The collaboration between CMS and private payers, initiated under CPC, should pay greater dividends moving forward with its successor, CPC+, Peikes said.

“It’s almost a revolution for CMS to sit down with a bunch of other payers and align on payments, data sharing, and care delivery requirements,” she said. “In CPC+, they’re pushing to align on quality measurement. The more aligned the signal and the higher percentage of patients involved, the stronger the signal.”

At the start, CPC practices were saddled with software tested and certified to meet the Department of Health and Human Services’ (HHS’s) rudimentary 2011 Edition criteria, which didn’t match well with the population health, interoperability, and customer relationship management functions that CPC practices needed. The result was predictable complaints from CPC providers about IT barriers.
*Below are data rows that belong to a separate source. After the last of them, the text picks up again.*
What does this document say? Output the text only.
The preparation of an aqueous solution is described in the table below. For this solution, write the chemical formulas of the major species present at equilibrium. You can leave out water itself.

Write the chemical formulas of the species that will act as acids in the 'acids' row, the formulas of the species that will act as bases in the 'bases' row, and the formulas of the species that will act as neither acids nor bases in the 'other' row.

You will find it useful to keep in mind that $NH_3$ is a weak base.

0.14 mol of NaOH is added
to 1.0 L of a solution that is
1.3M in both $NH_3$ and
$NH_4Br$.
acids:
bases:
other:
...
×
CPC+ has addressed some of those complaints, according to David Dorr, MD, chief research information officer and a professor of informatics at Oregon Health & Science University. 

In 2017, 87 percent of practices in CPC+ could access data about their patients’ hospital admissions, discharges, and transfers within one day of occurrence, according to a four-page, “Year in Review” of the program by the CMS. Eighty-five percent of PCP+ practices had IT systems that helped groups with patient risk stratification, the agency claimed. 

“CPC+ has a lot more emphasis on getting the right information in front of the right people, either through HIE [health information exchange] or their local system,” Dorr said. To do it, CMS extracted commitments from “a long list” of EHR vendors, which pledged to configure their systems to meet the technical challenges posed by the program, he said.

As a result, “the health information technology has improved, but it’s not without issues,” Dorr said.

In both its review and a one-page financial sheet on CPC+ outcomes thus far, CMS made no mention of ROI. 

Barnett, the Harvard policy researcher, is unsure whether CPC+ will do any better at net cost reductions than its CPC predecessor did. And he’s okay with that.

“I’d like to move the goal posts away from, ‘If we’re not saving more money, we’re a failure,’” Barnett said. “We’ve sold that as the primary outcome, and I don’t think it’s going to happen. We’ve tried too many things that didn’t work. Can we do practice transformation that doesn’t cost more, but improves quality of care? That’s still a big win.”

While CMS is betting a bundle on CPC+—the program involves 2,876 primary care practices, five times more than in CPC, and CMS paid out $518 million in the first year, 2017, which is more than it did in four years with CPC—the agency already is looking beyond CPC+ for payment model ideas.

The Center for Medicare & Medicaid Innovation continues to solicit models for primary care, Dorr said. “We’re still in an area where people are trying to figure out the best approach,” he said.

Someday, some way, we’ll get the balance of incentives and savings right, Barnett said.

“Culture change is so hard; that’s why pay-for-performance has been so lackluster,” he said. “I’ll remain optimistic we’ll find the right set of models. For one reason, we have to change.”